Feeding the tank can help some acros, but probably not how you think. It is unlikely that they can catch anything that we feed, but other organisms can. Those other organisms can send that stuff into the N cycle and the corals can probably catch some nitrogen on the ammonia that these organisms generate. This is probably better than dosing N on the back end since ammonia is the preferred place to get N for most coral. You can also feed your fish more and do the same thing.

For the most part, today's hot "I swear by it" supplement is tomorrows punchline. Acropower, Reef Roids, Reef Chili will probably be laughed at in a few years like Cyclopeeze, Marine Snow, DT Phytoplankton, etc. are now.

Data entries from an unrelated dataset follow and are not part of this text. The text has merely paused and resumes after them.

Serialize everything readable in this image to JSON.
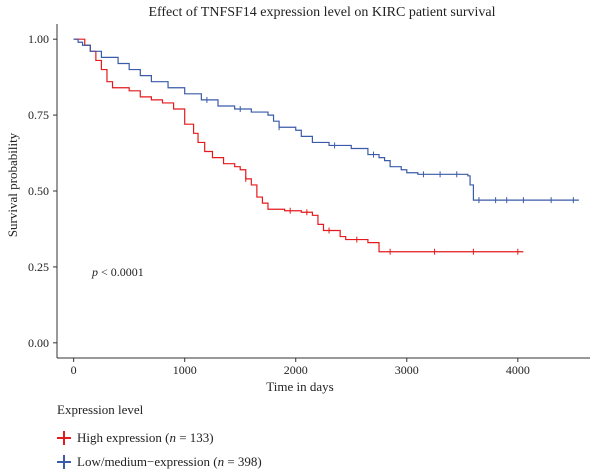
{
  "chart_data": {
    "type": "line",
    "title": "Effect of TNFSF14 expression level on KIRC patient survival",
    "xlabel": "Time in days",
    "ylabel": "Survival probability",
    "xlim": [
      -150,
      4650
    ],
    "ylim": [
      -0.05,
      1.05
    ],
    "x_ticks": [
      0,
      1000,
      2000,
      3000,
      4000
    ],
    "x_tick_labels": [
      "0",
      "1000",
      "2000",
      "3000",
      "4000"
    ],
    "y_ticks": [
      0,
      0.25,
      0.5,
      0.75,
      1.0
    ],
    "y_tick_labels": [
      "0.00",
      "0.25",
      "0.50",
      "0.75",
      "1.00"
    ],
    "annotation_p": "p",
    "annotation_rest": " < 0.0001",
    "legend_title": "Expression level",
    "legend_placement": "bottom",
    "series": [
      {
        "name": "High expression",
        "n_label": "n",
        "n_value": " = 133",
        "color": "#e41a1c",
        "steps": [
          [
            0,
            1.0
          ],
          [
            100,
            0.98
          ],
          [
            150,
            0.96
          ],
          [
            200,
            0.93
          ],
          [
            250,
            0.9
          ],
          [
            300,
            0.86
          ],
          [
            350,
            0.84
          ],
          [
            500,
            0.83
          ],
          [
            600,
            0.81
          ],
          [
            700,
            0.8
          ],
          [
            800,
            0.79
          ],
          [
            900,
            0.77
          ],
          [
            1000,
            0.72
          ],
          [
            1080,
            0.69
          ],
          [
            1120,
            0.66
          ],
          [
            1180,
            0.63
          ],
          [
            1250,
            0.61
          ],
          [
            1350,
            0.59
          ],
          [
            1450,
            0.58
          ],
          [
            1500,
            0.57
          ],
          [
            1550,
            0.54
          ],
          [
            1600,
            0.52
          ],
          [
            1650,
            0.48
          ],
          [
            1700,
            0.46
          ],
          [
            1750,
            0.44
          ],
          [
            1900,
            0.435
          ],
          [
            2050,
            0.43
          ],
          [
            2150,
            0.42
          ],
          [
            2200,
            0.39
          ],
          [
            2250,
            0.37
          ],
          [
            2400,
            0.35
          ],
          [
            2450,
            0.34
          ],
          [
            2650,
            0.33
          ],
          [
            2750,
            0.3
          ],
          [
            4050,
            0.3
          ]
        ],
        "censors": [
          [
            1550,
            0.54
          ],
          [
            1950,
            0.435
          ],
          [
            2100,
            0.43
          ],
          [
            2300,
            0.37
          ],
          [
            2550,
            0.34
          ],
          [
            2850,
            0.3
          ],
          [
            3250,
            0.3
          ],
          [
            3600,
            0.3
          ],
          [
            4000,
            0.3
          ]
        ]
      },
      {
        "name": "Low/medium−expression",
        "n_label": "n",
        "n_value": " = 398",
        "color": "#3a5ba9",
        "steps": [
          [
            0,
            1.0
          ],
          [
            40,
            0.99
          ],
          [
            80,
            0.98
          ],
          [
            150,
            0.96
          ],
          [
            250,
            0.94
          ],
          [
            400,
            0.92
          ],
          [
            500,
            0.9
          ],
          [
            600,
            0.88
          ],
          [
            700,
            0.86
          ],
          [
            850,
            0.84
          ],
          [
            1000,
            0.82
          ],
          [
            1150,
            0.8
          ],
          [
            1300,
            0.78
          ],
          [
            1450,
            0.77
          ],
          [
            1600,
            0.76
          ],
          [
            1750,
            0.75
          ],
          [
            1800,
            0.73
          ],
          [
            1850,
            0.71
          ],
          [
            2000,
            0.7
          ],
          [
            2050,
            0.68
          ],
          [
            2150,
            0.66
          ],
          [
            2300,
            0.65
          ],
          [
            2500,
            0.64
          ],
          [
            2650,
            0.62
          ],
          [
            2750,
            0.61
          ],
          [
            2800,
            0.6
          ],
          [
            2850,
            0.58
          ],
          [
            2950,
            0.57
          ],
          [
            3000,
            0.56
          ],
          [
            3100,
            0.555
          ],
          [
            3550,
            0.55
          ],
          [
            3570,
            0.52
          ],
          [
            3600,
            0.47
          ],
          [
            4550,
            0.47
          ]
        ],
        "censors": [
          [
            1200,
            0.8
          ],
          [
            1500,
            0.77
          ],
          [
            1850,
            0.71
          ],
          [
            2350,
            0.65
          ],
          [
            2700,
            0.62
          ],
          [
            3150,
            0.555
          ],
          [
            3300,
            0.555
          ],
          [
            3450,
            0.555
          ],
          [
            3650,
            0.47
          ],
          [
            3800,
            0.47
          ],
          [
            3900,
            0.47
          ],
          [
            4050,
            0.47
          ],
          [
            4300,
            0.47
          ],
          [
            4500,
            0.47
          ]
        ]
      }
    ]
  }
}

Back to PE - don't sweat it at all... color and growth is the best indicator of acropora health.
 
Feeding the tank can help some acros, but probably not how you think. It is unlikely that they can catch anything that we feed, but other organisms can. Those other organisms can send that stuff into the N cycle and the corals can probably catch some nitrogen on the ammonia that these organisms generate. This is probably better than dosing N on the back end since ammonia is the preferred place to get N for most coral. You can also feed your fish more and do the same thing.

For the most part, today's hot "I swear by it" supplement is tomorrows punchline. Acropower, Reef Roids, Reef Chili will probably be laughed at in a few years like Cyclopeeze, Marine Snow, DT Phytoplankton, etc. are now.

Back to PE - don't sweat it at all... color and growth is the best indicator of acropora health.

That’s some really good information. Thank you for sharing and explaining!
 
FYI, I had a pair of MP10's on a 29g Biocube.. It was NOT enough flow, even at max. Not because the GPH is bad, but specifically, because the flow pattern is needle narrow. Which, IMO, means the flow is worthless.

I would suggest a pump with a wider flow pattern. It makes a huge difference, IMO. And pumps which can be aimed.

On the cheap -- Add a Tunze 6045 (1100gph) and put it in near the bottom pointed straight up at the surface. This will make a HUGE diffused flow pattern. It will alleviate most your flow issues in conjunction with your MP10.

I know, it seems expensive.. I also know 1100gph seems like a LOT... but pointed at the surface making indirect flow -- it isn't.

There's a million ways to do things, I think more flow is typically best, especially as most people struggle to get varied flow. In my 20x16x10 frag tank I'm running a 1600gph Sicce, and honestly I could use some more flow.
 
FWIW, I get crazy mad PE at NIGHT when the lights are off. Booya!